Something similar can also be said of Mr. Bush's immigration proposal. Again, the case can be made that there is no crisis--if the presence of 10 million undocumented workers, largely accounting for a $1 trillion black market, isn't quite a crisis. But at some point, one Administration or another is going to have to come to terms with the integration of the North American labor market, and neither ignoring the problem nor building a 2,000-mile Berlin Wall along our southern border achieves that. Mr. Bush's guest-worker program may only be a first step toward a more comprehensive solution. But at least the President is facing up to reality.

There's another reality Mr. Bush is facing up to and it's called the Hispanic vote. Paleocons and nativists may think the key GOP demographic is uneducated whites. But it's hard to imagine a majority Republican future without at least being competitive among Hispanics. In this sense, the guest-worker proposal isn't just an exercise in economic sanity but also in long-term party building on a par with FDR's capture of the black vote.

One danger to such an ambitious domestic agenda is that it might cause the Administration to lose sight of its foreign policy objectives.

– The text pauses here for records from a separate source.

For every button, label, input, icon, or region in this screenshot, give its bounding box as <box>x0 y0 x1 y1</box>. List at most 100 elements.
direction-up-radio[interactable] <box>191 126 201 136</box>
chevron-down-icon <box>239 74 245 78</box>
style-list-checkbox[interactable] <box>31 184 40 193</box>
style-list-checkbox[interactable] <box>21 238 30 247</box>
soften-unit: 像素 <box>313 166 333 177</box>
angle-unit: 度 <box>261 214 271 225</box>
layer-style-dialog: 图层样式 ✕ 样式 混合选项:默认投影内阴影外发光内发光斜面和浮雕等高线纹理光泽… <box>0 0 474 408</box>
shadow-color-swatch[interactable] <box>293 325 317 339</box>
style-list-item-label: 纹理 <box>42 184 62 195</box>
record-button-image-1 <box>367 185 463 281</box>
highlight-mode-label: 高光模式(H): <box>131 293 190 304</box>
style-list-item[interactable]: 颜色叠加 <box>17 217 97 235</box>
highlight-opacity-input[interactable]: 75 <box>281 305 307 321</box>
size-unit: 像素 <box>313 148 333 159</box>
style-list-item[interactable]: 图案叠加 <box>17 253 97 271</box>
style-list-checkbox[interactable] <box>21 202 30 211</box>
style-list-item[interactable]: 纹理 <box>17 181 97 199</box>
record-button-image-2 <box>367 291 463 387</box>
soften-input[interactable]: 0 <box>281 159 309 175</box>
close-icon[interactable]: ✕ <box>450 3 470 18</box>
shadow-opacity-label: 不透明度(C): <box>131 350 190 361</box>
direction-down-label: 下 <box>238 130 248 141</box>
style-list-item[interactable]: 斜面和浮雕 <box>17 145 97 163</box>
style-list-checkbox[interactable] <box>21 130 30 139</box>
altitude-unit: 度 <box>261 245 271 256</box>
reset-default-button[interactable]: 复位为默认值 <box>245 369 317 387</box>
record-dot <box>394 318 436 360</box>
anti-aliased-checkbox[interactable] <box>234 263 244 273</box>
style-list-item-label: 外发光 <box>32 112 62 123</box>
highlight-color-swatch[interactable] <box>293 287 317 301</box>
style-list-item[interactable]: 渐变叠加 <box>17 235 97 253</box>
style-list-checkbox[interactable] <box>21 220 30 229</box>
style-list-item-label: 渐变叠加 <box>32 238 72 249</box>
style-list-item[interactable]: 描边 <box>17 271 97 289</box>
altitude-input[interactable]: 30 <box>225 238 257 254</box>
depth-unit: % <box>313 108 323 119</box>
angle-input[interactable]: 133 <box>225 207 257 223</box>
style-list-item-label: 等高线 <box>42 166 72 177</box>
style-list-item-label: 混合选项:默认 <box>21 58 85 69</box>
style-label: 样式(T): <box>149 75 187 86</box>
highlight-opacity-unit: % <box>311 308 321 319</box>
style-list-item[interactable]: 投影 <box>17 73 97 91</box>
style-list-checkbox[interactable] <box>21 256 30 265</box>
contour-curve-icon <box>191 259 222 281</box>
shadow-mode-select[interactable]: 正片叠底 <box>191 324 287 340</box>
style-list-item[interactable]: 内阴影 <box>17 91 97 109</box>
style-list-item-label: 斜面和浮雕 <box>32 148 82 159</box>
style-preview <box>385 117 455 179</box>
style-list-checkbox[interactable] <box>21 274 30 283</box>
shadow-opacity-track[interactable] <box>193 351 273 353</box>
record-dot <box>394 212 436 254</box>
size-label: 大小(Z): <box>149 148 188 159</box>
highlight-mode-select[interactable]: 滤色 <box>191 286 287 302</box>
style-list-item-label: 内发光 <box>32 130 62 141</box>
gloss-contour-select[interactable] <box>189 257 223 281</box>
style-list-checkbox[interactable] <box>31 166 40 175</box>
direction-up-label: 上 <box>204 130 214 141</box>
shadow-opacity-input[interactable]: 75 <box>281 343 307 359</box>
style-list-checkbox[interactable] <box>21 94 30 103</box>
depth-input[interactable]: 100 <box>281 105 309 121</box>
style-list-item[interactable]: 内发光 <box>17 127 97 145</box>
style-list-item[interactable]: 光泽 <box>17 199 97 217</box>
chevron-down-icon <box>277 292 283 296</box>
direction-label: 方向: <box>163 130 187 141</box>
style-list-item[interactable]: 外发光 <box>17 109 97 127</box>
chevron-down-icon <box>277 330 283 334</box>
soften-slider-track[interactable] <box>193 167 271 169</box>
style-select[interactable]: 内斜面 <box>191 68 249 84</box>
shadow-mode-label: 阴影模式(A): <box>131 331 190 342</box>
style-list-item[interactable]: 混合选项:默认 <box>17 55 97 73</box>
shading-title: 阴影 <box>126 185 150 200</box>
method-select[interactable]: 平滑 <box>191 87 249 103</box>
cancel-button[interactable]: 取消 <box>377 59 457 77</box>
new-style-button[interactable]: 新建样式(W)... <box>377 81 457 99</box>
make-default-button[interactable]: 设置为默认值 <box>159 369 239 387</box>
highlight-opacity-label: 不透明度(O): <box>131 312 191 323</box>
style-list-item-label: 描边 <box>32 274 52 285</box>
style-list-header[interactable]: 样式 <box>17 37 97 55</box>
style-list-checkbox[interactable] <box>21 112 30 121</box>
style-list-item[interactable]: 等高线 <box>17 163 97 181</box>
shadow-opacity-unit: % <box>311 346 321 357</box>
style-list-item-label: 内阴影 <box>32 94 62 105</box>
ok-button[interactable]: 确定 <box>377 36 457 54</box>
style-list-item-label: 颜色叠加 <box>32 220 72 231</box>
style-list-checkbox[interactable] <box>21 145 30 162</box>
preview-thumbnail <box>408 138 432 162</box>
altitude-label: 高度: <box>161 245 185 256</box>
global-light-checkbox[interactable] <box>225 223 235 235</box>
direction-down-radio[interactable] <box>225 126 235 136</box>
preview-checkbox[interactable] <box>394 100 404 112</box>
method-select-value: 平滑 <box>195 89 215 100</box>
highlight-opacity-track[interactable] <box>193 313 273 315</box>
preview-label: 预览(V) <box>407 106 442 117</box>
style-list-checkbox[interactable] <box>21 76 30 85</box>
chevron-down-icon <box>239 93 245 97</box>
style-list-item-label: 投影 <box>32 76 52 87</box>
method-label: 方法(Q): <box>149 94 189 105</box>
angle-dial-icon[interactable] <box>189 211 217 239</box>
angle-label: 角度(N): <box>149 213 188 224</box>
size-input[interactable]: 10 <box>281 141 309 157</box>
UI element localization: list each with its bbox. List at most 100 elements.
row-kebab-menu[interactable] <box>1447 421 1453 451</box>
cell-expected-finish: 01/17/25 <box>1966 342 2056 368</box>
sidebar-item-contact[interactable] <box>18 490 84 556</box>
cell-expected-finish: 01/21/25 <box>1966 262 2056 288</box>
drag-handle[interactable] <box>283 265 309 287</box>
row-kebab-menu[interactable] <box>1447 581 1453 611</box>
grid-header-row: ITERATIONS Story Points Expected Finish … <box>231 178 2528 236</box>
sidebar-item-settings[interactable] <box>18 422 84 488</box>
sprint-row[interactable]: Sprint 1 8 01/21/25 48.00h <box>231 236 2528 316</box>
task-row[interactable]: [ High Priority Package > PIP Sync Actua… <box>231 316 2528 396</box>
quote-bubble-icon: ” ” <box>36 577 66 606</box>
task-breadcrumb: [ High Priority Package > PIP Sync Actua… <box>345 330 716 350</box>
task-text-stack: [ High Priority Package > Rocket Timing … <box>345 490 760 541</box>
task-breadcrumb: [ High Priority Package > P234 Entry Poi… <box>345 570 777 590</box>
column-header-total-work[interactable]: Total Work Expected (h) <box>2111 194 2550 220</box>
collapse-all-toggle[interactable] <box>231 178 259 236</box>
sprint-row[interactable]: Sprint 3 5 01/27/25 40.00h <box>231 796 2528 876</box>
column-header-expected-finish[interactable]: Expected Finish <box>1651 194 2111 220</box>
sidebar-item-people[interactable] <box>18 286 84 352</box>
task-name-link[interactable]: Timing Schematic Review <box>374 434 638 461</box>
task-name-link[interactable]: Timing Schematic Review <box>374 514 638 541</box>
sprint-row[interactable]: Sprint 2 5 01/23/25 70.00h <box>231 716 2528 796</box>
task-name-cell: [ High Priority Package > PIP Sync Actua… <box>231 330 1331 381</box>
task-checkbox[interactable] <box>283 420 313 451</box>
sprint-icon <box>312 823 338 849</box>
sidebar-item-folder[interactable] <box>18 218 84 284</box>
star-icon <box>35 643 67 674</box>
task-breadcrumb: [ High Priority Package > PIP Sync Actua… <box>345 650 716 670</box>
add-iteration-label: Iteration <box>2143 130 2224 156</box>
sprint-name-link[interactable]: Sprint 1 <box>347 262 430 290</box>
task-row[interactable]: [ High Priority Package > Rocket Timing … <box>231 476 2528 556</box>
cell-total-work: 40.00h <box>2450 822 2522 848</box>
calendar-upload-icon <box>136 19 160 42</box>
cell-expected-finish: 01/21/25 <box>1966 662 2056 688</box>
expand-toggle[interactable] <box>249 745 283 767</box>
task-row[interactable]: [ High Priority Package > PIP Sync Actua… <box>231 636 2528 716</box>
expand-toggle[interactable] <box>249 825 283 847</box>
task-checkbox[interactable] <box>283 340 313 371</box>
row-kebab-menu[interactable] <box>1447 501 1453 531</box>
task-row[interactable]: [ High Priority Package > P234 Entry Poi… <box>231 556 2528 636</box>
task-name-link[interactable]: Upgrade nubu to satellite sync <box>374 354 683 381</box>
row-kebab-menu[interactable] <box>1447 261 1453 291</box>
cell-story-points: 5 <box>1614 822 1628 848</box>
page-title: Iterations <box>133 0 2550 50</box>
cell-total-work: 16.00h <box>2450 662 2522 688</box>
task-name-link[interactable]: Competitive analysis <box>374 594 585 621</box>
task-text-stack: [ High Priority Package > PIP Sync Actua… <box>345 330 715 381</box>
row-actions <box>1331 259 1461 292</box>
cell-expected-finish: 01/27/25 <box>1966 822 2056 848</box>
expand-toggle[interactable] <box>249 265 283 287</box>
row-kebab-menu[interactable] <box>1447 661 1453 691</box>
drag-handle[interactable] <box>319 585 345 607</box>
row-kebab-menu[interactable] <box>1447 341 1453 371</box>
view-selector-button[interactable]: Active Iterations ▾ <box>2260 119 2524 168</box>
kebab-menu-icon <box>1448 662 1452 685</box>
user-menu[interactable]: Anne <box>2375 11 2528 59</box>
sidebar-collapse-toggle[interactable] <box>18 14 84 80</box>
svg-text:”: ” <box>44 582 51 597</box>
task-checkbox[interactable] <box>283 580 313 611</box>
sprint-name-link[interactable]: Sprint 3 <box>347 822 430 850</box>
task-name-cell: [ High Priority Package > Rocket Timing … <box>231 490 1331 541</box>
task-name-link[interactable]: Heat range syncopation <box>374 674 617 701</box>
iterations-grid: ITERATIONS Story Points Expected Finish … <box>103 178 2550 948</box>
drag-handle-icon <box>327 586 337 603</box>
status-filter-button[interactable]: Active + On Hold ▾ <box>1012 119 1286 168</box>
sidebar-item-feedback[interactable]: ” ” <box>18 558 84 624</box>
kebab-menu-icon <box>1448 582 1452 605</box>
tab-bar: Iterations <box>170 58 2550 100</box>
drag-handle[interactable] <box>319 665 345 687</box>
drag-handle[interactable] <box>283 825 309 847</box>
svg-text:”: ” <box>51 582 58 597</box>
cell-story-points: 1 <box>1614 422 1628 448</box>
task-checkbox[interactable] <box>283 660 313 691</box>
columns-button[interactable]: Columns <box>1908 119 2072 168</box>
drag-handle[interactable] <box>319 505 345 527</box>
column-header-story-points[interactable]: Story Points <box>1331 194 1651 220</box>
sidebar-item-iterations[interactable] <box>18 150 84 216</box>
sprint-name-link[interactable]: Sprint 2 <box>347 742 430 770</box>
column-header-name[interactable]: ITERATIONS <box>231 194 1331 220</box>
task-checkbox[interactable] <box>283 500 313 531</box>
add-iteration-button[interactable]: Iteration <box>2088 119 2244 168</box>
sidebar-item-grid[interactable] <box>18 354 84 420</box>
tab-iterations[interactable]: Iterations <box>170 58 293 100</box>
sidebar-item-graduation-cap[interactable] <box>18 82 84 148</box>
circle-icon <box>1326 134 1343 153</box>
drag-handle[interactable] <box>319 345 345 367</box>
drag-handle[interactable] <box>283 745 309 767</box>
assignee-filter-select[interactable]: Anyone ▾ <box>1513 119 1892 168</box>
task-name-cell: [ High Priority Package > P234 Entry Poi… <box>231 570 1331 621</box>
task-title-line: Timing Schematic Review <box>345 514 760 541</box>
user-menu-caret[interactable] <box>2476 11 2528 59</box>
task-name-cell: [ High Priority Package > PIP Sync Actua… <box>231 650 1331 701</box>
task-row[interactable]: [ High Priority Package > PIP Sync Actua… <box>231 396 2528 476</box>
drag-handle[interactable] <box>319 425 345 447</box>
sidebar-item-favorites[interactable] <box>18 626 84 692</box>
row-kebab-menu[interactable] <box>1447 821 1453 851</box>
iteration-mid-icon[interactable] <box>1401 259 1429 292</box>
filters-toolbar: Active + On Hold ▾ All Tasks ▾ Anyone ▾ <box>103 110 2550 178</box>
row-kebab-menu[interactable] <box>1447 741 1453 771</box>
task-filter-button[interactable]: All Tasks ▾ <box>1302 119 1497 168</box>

There will certainly be pressure to engage in a more conciliating style of diplomacy, particularly with Europe. There will also be a temptation to find the quickest possible exit from Iraq.

But America's objective in the war on terror isn't a Nixonian "peace with honor." It's a Churchillian "victory at all costs." That will mean staying put in Iraq until the insurgency has been defeated, and coming to grips with other emerging threats, a nuclear Iran above all. It would help if the Administration could do a better job of selling its case this time around; it would help too if Condi Rice could get the State Department to join the effort. But ultimately foreign policy is not an exercise in public relations, and unpopular choices may have to be made.

In an interview with the Washington Post, Mr. Bush described November's election as "an accountability moment," in which Americans were offered two competing visions and chose his. Now Mr. Bush must face another such moment--his accountability to history. If he can stick to his guns and principles, his second term will confound the skeptics as much as his first one did.